Amy Kolb Noyes: Discovering the Benefits and Beauty of DIY Cleaning Products | On the House #30

In this episode, host Gabriella Joustra is joined by Amy Kolb Noyes, an accomplished artist, author, photographer, and award-winning journalist from Vermont, USA

Traditional cleaning products often contain harmful chemicals, prompting a need for safe and cost-effective alternatives made from readily available household items. Homemade cleaners crafted from everyday items like soap, baking soda, and vinegar provide a natural and eco-friendly option for individuals seeking healthier cleaning alternatives.

Meet Amy Kolb Noyes

Amy is an award-winning and 30-year veteran Vermont journalist working in print, broadcast, and digital media. She is also a nonfiction author and illustrator of works published by Chelsea Green.

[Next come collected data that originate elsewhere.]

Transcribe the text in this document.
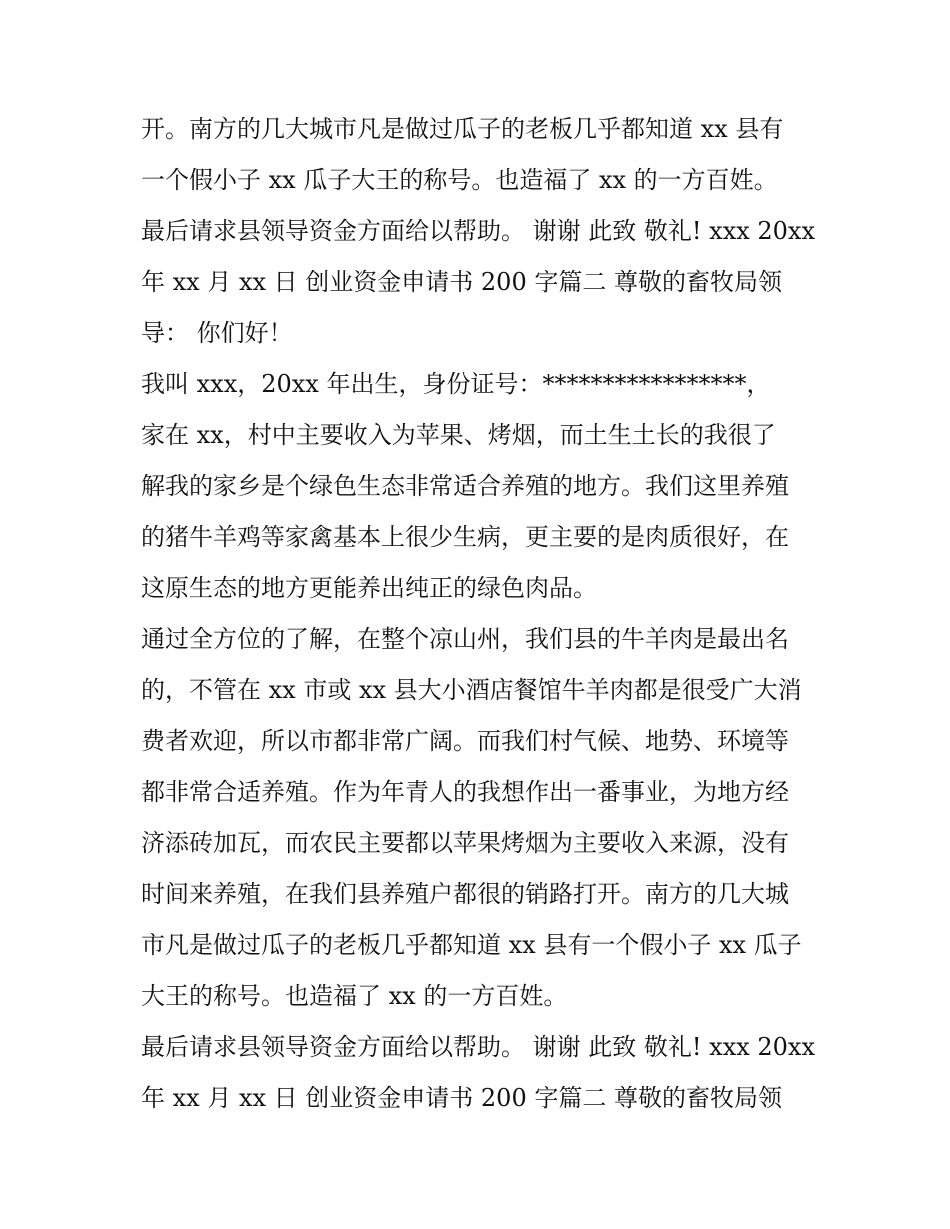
开。南方的几大城市凡是做过瓜子的老板几乎都知道 xx 县有
一个假小子 xx 瓜子大王的称号。也造福了 xx 的一方百姓。
最后请求县领导资金方面给以帮助。 谢谢 此致 敬礼! xxx 20xx
年 xx 月 xx 日 创业资金申请书 200 字篇二 尊敬的畜牧局领
导： 你们好！
我叫 xxx，20xx 年出生，身份证号：*****************，
家在 xx，村中主要收入为苹果、烤烟，而土生土长的我很了
解我的家乡是个绿色生态非常适合养殖的地方。我们这里养殖
的猪牛羊鸡等家禽基本上很少生病，更主要的是肉质很好，在
这原生态的地方更能养出纯正的绿色肉品。
通过全方位的了解，在整个凉山州，我们县的牛羊肉是最出名
的，不管在 xx 市或 xx 县大小酒店餐馆牛羊肉都是很受广大消
费者欢迎，所以市都非常广阔。而我们村气候、地势、环境等
都非常合适养殖。作为年青人的我想作出一番事业，为地方经
济添砖加瓦，而农民主要都以苹果烤烟为主要收入来源，没有
时间来养殖，在我们县养殖户都很的销路打开。南方的几大城
市凡是做过瓜子的老板几乎都知道 xx 县有一个假小子 xx 瓜子
大王的称号。也造福了 xx 的一方百姓。
最后请求县领导资金方面给以帮助。 谢谢 此致 敬礼! xxx 20xx
年 xx 月 xx 日 创业资金申请书 200 字篇二 尊敬的畜牧局领
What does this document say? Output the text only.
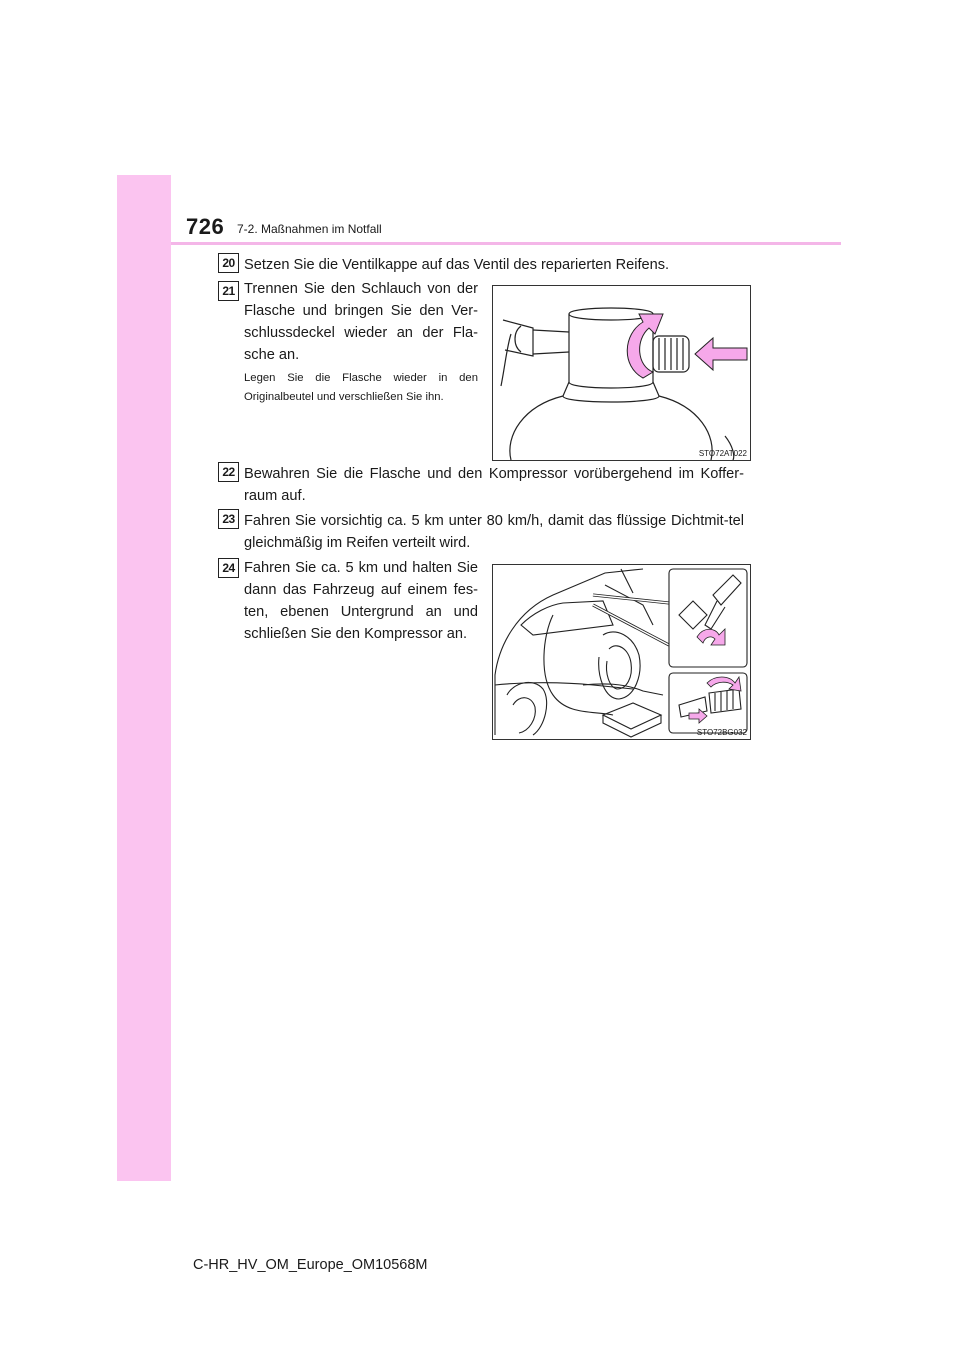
726 7-2. Maßnahmen im Notfall
20 Setzen Sie die Ventilkappe auf das Ventil des reparierten Reifens.
21 Trennen Sie den Schlauch von der Flasche und bringen Sie den Ver-schlussdeckel wieder an der Fla-sche an.
Legen Sie die Flasche wieder in den Originalbeutel und verschließen Sie ihn.
STO72AT022
22 Bewahren Sie die Flasche und den Kompressor vorübergehend im Koffer-raum auf.
23 Fahren Sie vorsichtig ca. 5 km unter 80 km/h, damit das flüssige Dichtmit-tel gleichmäßig im Reifen verteilt wird.
24 Fahren Sie ca. 5 km und halten Sie dann das Fahrzeug auf einem fes-ten, ebenen Untergrund an und schließen Sie den Kompressor an.
STO72BG032
C-HR_HV_OM_Europe_OM10568M
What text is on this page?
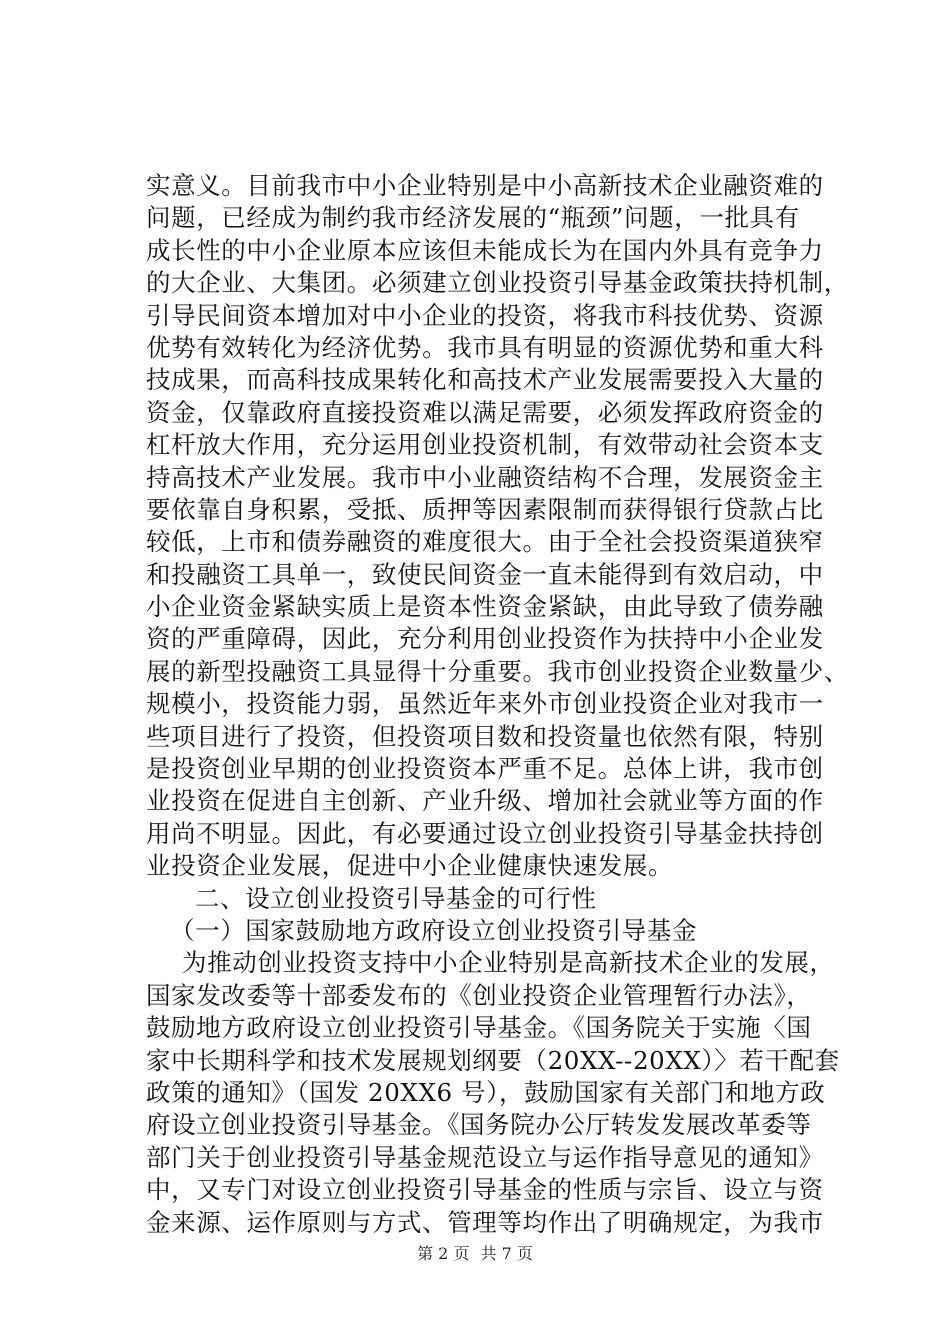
实意义。目前我市中小企业特别是中小高新技术企业融资难的
问题，已经成为制约我市经济发展的“瓶颈”问题，一批具有
成长性的中小企业原本应该但未能成长为在国内外具有竞争力
的大企业、大集团。必须建立创业投资引导基金政策扶持机制，
引导民间资本增加对中小企业的投资，将我市科技优势、资源
优势有效转化为经济优势。我市具有明显的资源优势和重大科
技成果，而高科技成果转化和高技术产业发展需要投入大量的
资金，仅靠政府直接投资难以满足需要，必须发挥政府资金的
杠杆放大作用，充分运用创业投资机制，有效带动社会资本支
持高技术产业发展。我市中小业融资结构不合理，发展资金主
要依靠自身积累，受抵、质押等因素限制而获得银行贷款占比
较低，上市和债券融资的难度很大。由于全社会投资渠道狭窄
和投融资工具单一，致使民间资金一直未能得到有效启动，中
小企业资金紧缺实质上是资本性资金紧缺，由此导致了债券融
资的严重障碍，因此，充分利用创业投资作为扶持中小企业发
展的新型投融资工具显得十分重要。我市创业投资企业数量少、
规模小，投资能力弱，虽然近年来外市创业投资企业对我市一
些项目进行了投资，但投资项目数和投资量也依然有限，特别
是投资创业早期的创业投资资本严重不足。总体上讲，我市创
业投资在促进自主创新、产业升级、增加社会就业等方面的作
用尚不明显。因此，有必要通过设立创业投资引导基金扶持创
业投资企业发展，促进中小企业健康快速发展。
二、设立创业投资引导基金的可行性
（一）国家鼓励地方政府设立创业投资引导基金
为推动创业投资支持中小企业特别是高新技术企业的发展，
国家发改委等十部委发布的《创业投资企业管理暂行办法》，
鼓励地方政府设立创业投资引导基金。《国务院关于实施〈国
家中长期科学和技术发展规划纲要（20XX--20XX）〉若干配套
政策的通知》（国发 20XX6 号），鼓励国家有关部门和地方政
府设立创业投资引导基金。《国务院办公厅转发发展改革委等
部门关于创业投资引导基金规范设立与运作指导意见的通知》
中，又专门对设立创业投资引导基金的性质与宗旨、设立与资
金来源、运作原则与方式、管理等均作出了明确规定，为我市
第 2 页 共 7 页
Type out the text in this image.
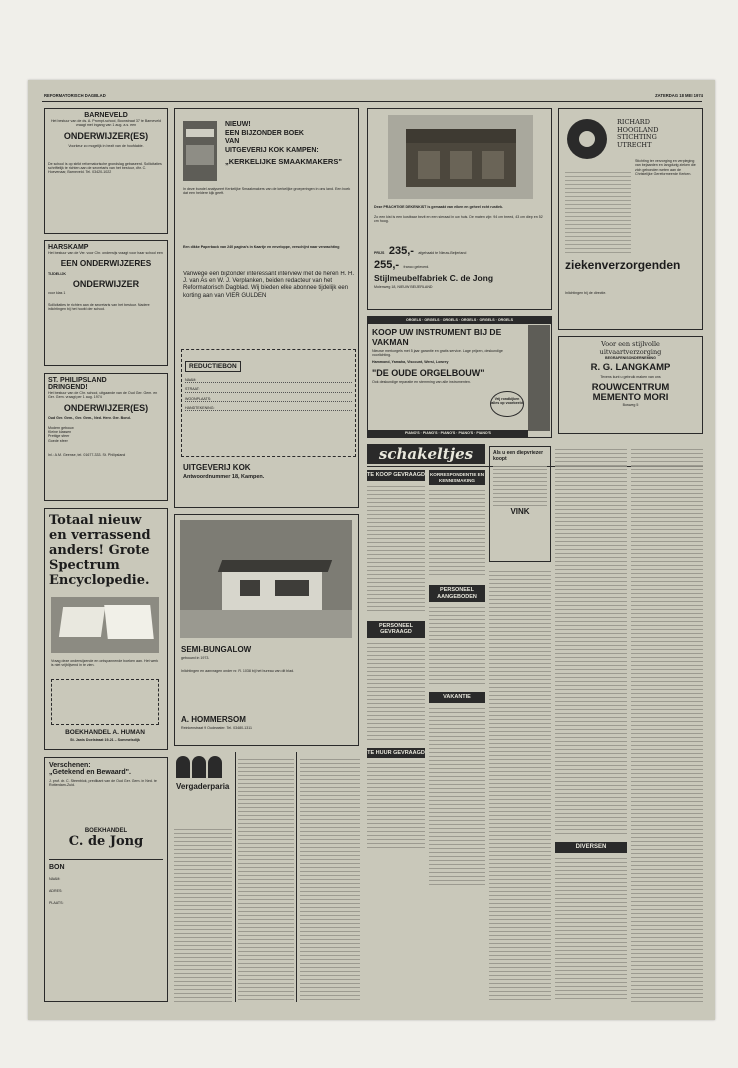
REFORMATORISCH DAGBLAD	ZATERDAG 18 MEI 1974
BARNEVELD
Het bestuur van de ds. A. Prompt-school, Boonstraat 37 te Barneveld vraagt met ingang van 1 aug. a.s. een
ONDERWIJZER(ES)
Voorkeur zo mogelijk in bezit van de hoofdakte.
De school is op strikt reformatorische grondslag gebaseerd. Sollicitaties schriftelijk te richten aan de secretaris van het bestuur, dhr. C. Hoevenaar, Barneveld. Tel. 03420-1022
HARSKAMP
Het bestuur van de Ver. voor Chr. onderwijs vraagt voor haar school een
EEN ONDERWIJZERES
TIJDELIJK
ONDERWIJZER
voor klas 1
Sollicitaties te richten aan de secretaris van het bestuur. Nadere inlichtingen bij het hoofd der school.
ST. PHILIPSLAND
DRINGEND!
Het bestuur van de Chr. school, uitgaande van de Oud Ger. Gem. en Ger. Gem. vraagt per 1 aug. 1974
ONDERWIJZER(ES)
Oud Ger. Gem., Ger. Gem., Ned. Herv. Ger. Bond.
Modern gebouw
Kleine klassen
Prettige sfeer
Goede sfeer
Inl.: A.M. Geense, tel. 01677-333. St. Philipsland
Totaal nieuw en verrassend anders! Grote Spectrum Encyclopedie.
Vraag deze onderwijzende en ontspannende boeken aan. Het werk is niet vrijblijvend in te zien.
BOEKHANDEL A. HUMAN
St. Janis Doelstraat 19-21 – Sommelsdijk
Verschenen:
„Getekend en Bewaard".
J. prof. dr. C. Steenblok, predikant van de Oud Ger. Gem. in Ned. te Rotterdam-Zuid.
BOEKHANDEL
C. de Jong
BON
NAAM:
ADRES:
PLAATS:
NIEUW!
EEN BIJZONDER BOEK
VAN
UITGEVERIJ KOK KAMPEN:
„KERKELIJKE SMAAKMAKERS"
In deze bundel analyseert Kerkelijke Smaakmakers van de kerkelijke groeperingen in ons land. Een boek dat een heldere kijk geeft.
Een dikke Paperback van 240 pagina's in Kaartje en enveloppe, verschijnt naar verwachting
Vanwege een bijzonder interessant interview met de heren H. H. J. van As en W. J. Verplanken, beiden redacteur van het Reformatorisch Dagblad. Wij bieden elke abonnee tijdelijk een korting aan van VIER GULDEN
REDUCTIEBON
NAAM:
STRAAT:
WOONPLAATS:
HANDTEKENING:
UITGEVERIJ KOK
Antwoordnummer 18, Kampen.
SEMI-BUNGALOW
gebouwd in 1973.
Inlichtingen en aanvragen onder nr. R. 1038 bij het bureau van dit blad.
A. HOMMERSOM
Reinkenstraat 9 Oudewater. Tel. 03480-1311
Vergaderparia
Deze PRACHTIGE DEKENKIST is gemaakt van eiken en geheel echt rustiek.
Zo een kist is een kostbaar bezit en een sieraad in uw huis. De maten zijn: 94 cm breed, 43 cm diep en 52 cm hoog.
PRIJS 235,- afgehaald te Nieuw-Beijerland
255,- franco geleverd.
Stijlmeubelfabriek C. de Jong
Molenweg 18, NIEUW BEIJERLAND
ORGELS · ORGELS · ORGELS · ORGELS · ORGELS · ORGELS
KOOP UW INSTRUMENT BIJ DE VAKMAN
Nieuwe merkorgels met 5 jaar garantie en gratis service. Lage prijzen, deskundige voorlichting.
Hammond, Yamaha, Viscount, Wersi, Lowrey
"DE OUDE ORGELBOUW"
Ook deskundige reparatie en stemming van alle instrumenten.
Vrij rondkijken alles op voorbeeld
PIANO'S · PIANO'S · PIANO'S · PIANO'S · PIANO'S
RICHARD
HOOGLAND
STICHTING
UTRECHT
Stichting ter verzorging en verpleging van bejaarden en langdurig zieken die zich gebonden weten aan de Christelijke Gereformeerde Kerken.
ziekenverzorgenden
Inlichtingen bij de directie.
Voor een stijlvolle
uitvaartverzorging
BEGRAFENISONDERNEMING
R. G. LANGKAMP
Tevens kunt u gebruik maken van ons
ROUWCENTRUM
MEMENTO MORI
Bosweg 5
schakeltjes
TE KOOP GEVRAAGD
PERSONEEL GEVRAAGD
TE HUUR GEVRAAGD
KORRESPONDENTIE EN KENNISMAKING
PERSONEEL AANGEBODEN
VAKANTIE
Als u een diepvriezer koopt
VINK
DIVERSEN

Her interests include environmental reporting, local government, higher education, snow sports, arts, and entertainment. She was also awarded the 2019 Education Writers Association National Reporting Fellow.

About the episode

Amy defines household management as more than just economics; it is about creating a comfortable and safe home environment. She addresses misconceptions about household management, emphasizing that it doesn’t have to be an all-consuming task. Organization is key to making household management a manageable part of daily life.

She says homemade cleaners are typically made from common household items like soap, baking soda, and vinegar. They benefit the environment by reducing plastic bottle use and providing a fun cleaning experience for children. They also reduce skin reactions to commercial cleaners with caustic ingredients.

Soap can be bought in the supermarket, but it comes in different forms, such as animal fat-based or plant-based. Liquid castile soap is a popular choice for cleaning. For Amy, soap is a natural product made with animal or plant fats, while detergent is made with synthetic materials.

Detergents were developed during wartime when there was a shortage of soap-making supplies, and they have benefits over soap for those with hard water. Hard water contains minerals and metals, while soft water does not. Soap is a solid bar used for cleaning, while detergent is a dishwashing liquid. 

In the kitchen, where disinfection is important, Amy suggests using antiseptic ingredients like vinegar, which is not a disinfectant by federal standards but effective for cleaning surfaces. She recommends scrubbing agents like baking soda to tackle hard water stains without scratching surfaces for bathrooms with mold and mildew concerns.

Borax is mineral-based, doesn’t scratch glass surfaces, and kills mildew when used correctly. However, it takes longer to work than harsh chemicals and requires more patience. Amy shared a formula for using baking soda on vertical surfaces, such as bathroom walls. However, depending on their ingredients, these DIY cleaning products may have different expiry dates.

While DIY cleaning may require more time or effort, it is worth it due to the absence of toxic fumes. Making your cleaning products offers cost savings, improved home environment, and reduced environmental impact.

In conclusion

Homemade cleaners, derived from common household items, have environmental advantages, child-friendly appeal, and skin-friendly properties compared to commercial alternatives. Attention to cleaning nuances includes distinctions between soap and detergent, considerations for water hardness, and versatile applications of vinegar and baking soda. DIY cleaning promotes a time-efficient and cost-saving alternative for a pleasant home environment, free from toxic fumes.